The rewards were more than adequate compensation.
I reached the summit ridge
quite suddenly, and gazed over a cliff that fell some two-and-a-half thousand
feet to the Skagastols glacier and its meltwater lake. Beyond, the walls of the
far side of the valley rose impressively toward the summit of Store
Skagastolstind. The high point of my previous visit was hidden in cloud, but
from my position now I could see the mountains to the west, which had been
partly eclipsed on that occasion by my present mountain.
The ridge narrowed as it rose until it became a small pinnacle. There I
caught up with four others who turned out to be the first English people I had
met in nearly two weeks in the Jotunheimen. We moved on together, scrambling, often
precariously, over several more pinnacles to the highest point. The ridge
continued farther, descending over a few more narrow humps and a distance of
about half-a-mile before it plunged vertically to the col on which stood the
Skagastolsbu hut.
On Dyrhaugstind summit
The following day, cloud hung low over the mountains. More in hope than
anticipation I set off for Nordre Skagastolstind. The terrain was similar to
that on Dyrhaugstind, but with much less snow. 1994, I was told, had been a
lemming year, and several small, sandy-brown carcasses lay at intervals on the
lower slopes, as witness to the swarming phenomenon of these strange little
rodents.
I rose into the cloud, through which a vague sun tried to break. For a
time I was cocooned in a mist-free space surrounded by a pale grey wall.

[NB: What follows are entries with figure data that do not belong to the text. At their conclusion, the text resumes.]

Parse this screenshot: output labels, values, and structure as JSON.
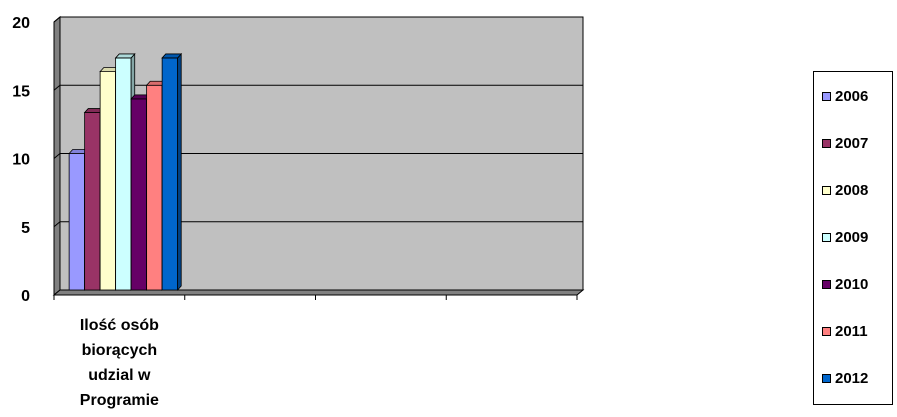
{
  "chart_data": {
    "type": "bar",
    "categories": [
      "Ilość osób biorących udzial w Programie",
      "",
      "",
      ""
    ],
    "category_label_lines": [
      [
        "Ilość osób",
        "biorących",
        "udzial w",
        "Programie"
      ],
      [],
      [],
      []
    ],
    "series": [
      {
        "name": "2006",
        "values": [
          10,
          null,
          null,
          null
        ],
        "color": "#9999FF"
      },
      {
        "name": "2007",
        "values": [
          13,
          null,
          null,
          null
        ],
        "color": "#993366"
      },
      {
        "name": "2008",
        "values": [
          16,
          null,
          null,
          null
        ],
        "color": "#FFFFCC"
      },
      {
        "name": "2009",
        "values": [
          17,
          null,
          null,
          null
        ],
        "color": "#CCFFFF"
      },
      {
        "name": "2010",
        "values": [
          14,
          null,
          null,
          null
        ],
        "color": "#660066"
      },
      {
        "name": "2011",
        "values": [
          15,
          null,
          null,
          null
        ],
        "color": "#FF8080"
      },
      {
        "name": "2012",
        "values": [
          17,
          null,
          null,
          null
        ],
        "color": "#0066CC"
      }
    ],
    "ylim": [
      0,
      20
    ],
    "yticks": [
      "0",
      "5",
      "10",
      "15",
      "20"
    ],
    "grid": true,
    "legend_position": "right",
    "wall_color": "#C0C0C0"
  }
}
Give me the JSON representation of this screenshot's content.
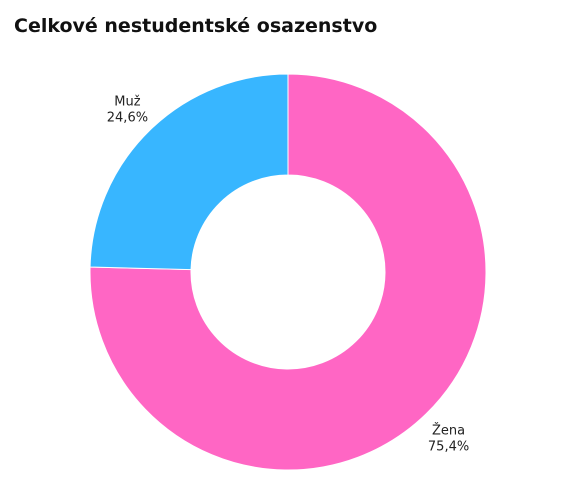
{
  "chart_data": {
    "type": "donut",
    "title": "Celkové nestudentské osazenstvo",
    "categories": [
      "Žena",
      "Muž"
    ],
    "values": [
      75.4,
      24.6
    ],
    "value_labels": [
      "75,4%",
      "24,6%"
    ],
    "colors": [
      "#ff66c4",
      "#38b6ff"
    ]
  }
}
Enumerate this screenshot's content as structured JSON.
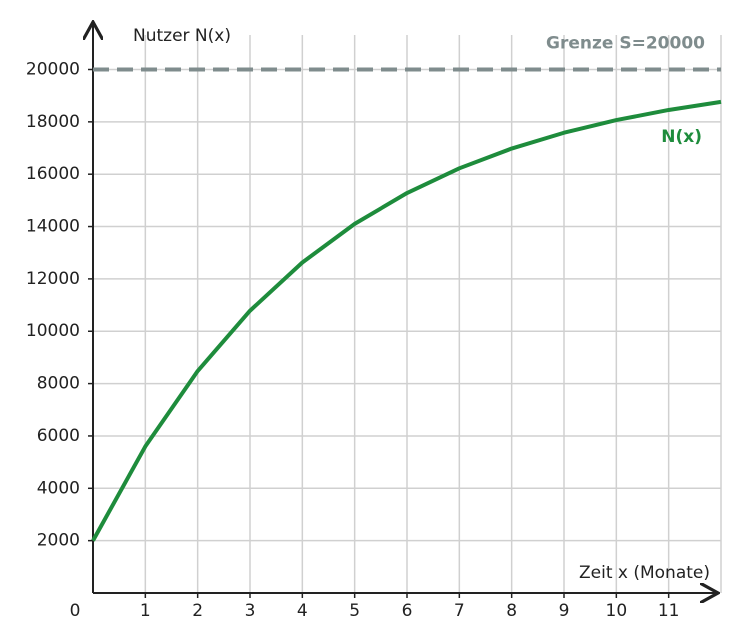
{
  "chart_data": {
    "type": "line",
    "x_label": "Zeit x (Monate)",
    "y_label": "Nutzer N(x)",
    "x": [
      0,
      1,
      2,
      3,
      4,
      5,
      6,
      7,
      8,
      9,
      10,
      11,
      12
    ],
    "series": [
      {
        "name": "N(x)",
        "color": "#1e8c3c",
        "values": [
          2000,
          5600,
          8480,
          10784,
          12627,
          14102,
          15281,
          16225,
          16980,
          17584,
          18067,
          18454,
          18763
        ]
      }
    ],
    "threshold": {
      "value": 20000,
      "label": "Grenze S=20000",
      "color": "#7f8c8d"
    },
    "xlim": [
      0,
      12
    ],
    "ylim": [
      0,
      21700
    ],
    "xticks": [
      0,
      1,
      2,
      3,
      4,
      5,
      6,
      7,
      8,
      9,
      10,
      11
    ],
    "yticks": [
      2000,
      4000,
      6000,
      8000,
      10000,
      12000,
      14000,
      16000,
      18000,
      20000
    ],
    "grid": true
  }
}
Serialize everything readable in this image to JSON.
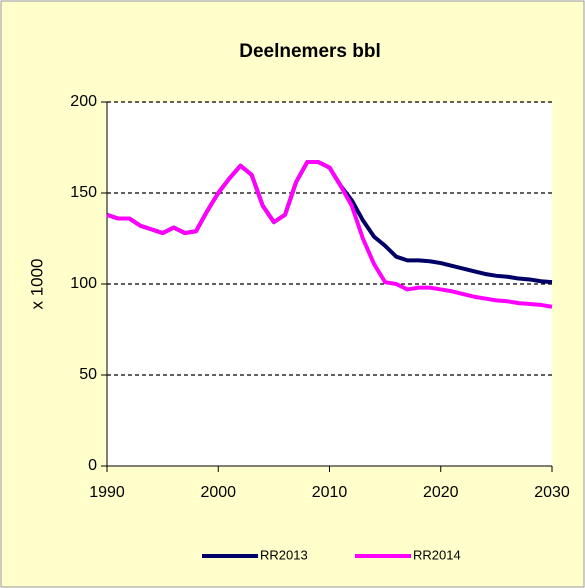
{
  "chart_data": {
    "type": "line",
    "title": "Deelnemers bbl",
    "y_label": "x 1000",
    "x": [
      1990,
      1991,
      1992,
      1993,
      1994,
      1995,
      1996,
      1997,
      1998,
      1999,
      2000,
      2001,
      2002,
      2003,
      2004,
      2005,
      2006,
      2007,
      2008,
      2009,
      2010,
      2011,
      2012,
      2013,
      2014,
      2015,
      2016,
      2017,
      2018,
      2019,
      2020,
      2021,
      2022,
      2023,
      2024,
      2025,
      2026,
      2027,
      2028,
      2029,
      2030
    ],
    "series": [
      {
        "name": "RR2013",
        "color": "#000066",
        "values": [
          138,
          136,
          136,
          132,
          130,
          128,
          131,
          128,
          129,
          140,
          150,
          158,
          165,
          160,
          143,
          134,
          138,
          156,
          167,
          167,
          164,
          154,
          146,
          135,
          126,
          121,
          115,
          113,
          113,
          112.5,
          111.5,
          110,
          108.5,
          107,
          105.5,
          104.5,
          104,
          103,
          102.5,
          101.5,
          101
        ]
      },
      {
        "name": "RR2014",
        "color": "#ff00ff",
        "values": [
          138,
          136,
          136,
          132,
          130,
          128,
          131,
          128,
          129,
          140,
          150,
          158,
          165,
          160,
          143,
          134,
          138,
          156,
          167,
          167,
          164,
          154,
          143,
          125,
          111,
          101,
          100,
          97,
          98,
          98,
          97,
          96,
          94.5,
          93,
          92,
          91,
          90.5,
          89.5,
          89,
          88.5,
          87.5
        ]
      }
    ],
    "xlim": [
      1990,
      2030
    ],
    "xticks": [
      1990,
      2000,
      2010,
      2020,
      2030
    ],
    "ylim": [
      0,
      200
    ],
    "yticks": [
      0,
      50,
      100,
      150,
      200
    ],
    "grid": true,
    "legend": "bottom"
  }
}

Then
the gloom thickened and only a final rock scramble to the summit gave something
of interest. A ridge similar to that on Dyrhaugstind began from here, but I
could see none of it. Nor could I see the view down to the Styggedals glacier
and across to Fannaraken, and reverse of that which had first stimulated my
interest in the Hurrungane. My English companions of the previous day had
assured me that the view was worth the struggle. I would have to be satisfied with
that, along with the purely personal satisfaction of having climbed another
2100m peak.
That evening, I stood on the balcony of the Turtagro Hotel as the cloud lifted and a sharp sunlight bathed the mountains. My visit had allowed me little more than cursory inspection of the region and a tantalising glimpse of its possibilities. Despite my short acquaintance with them, these hills were beginning to feet like old friends and I perhaps sensed a little of what had drawn Slingsby back to Norway year after year.
There is little possibility
that I shall ever emulate Slingsby, but at least I have made a start.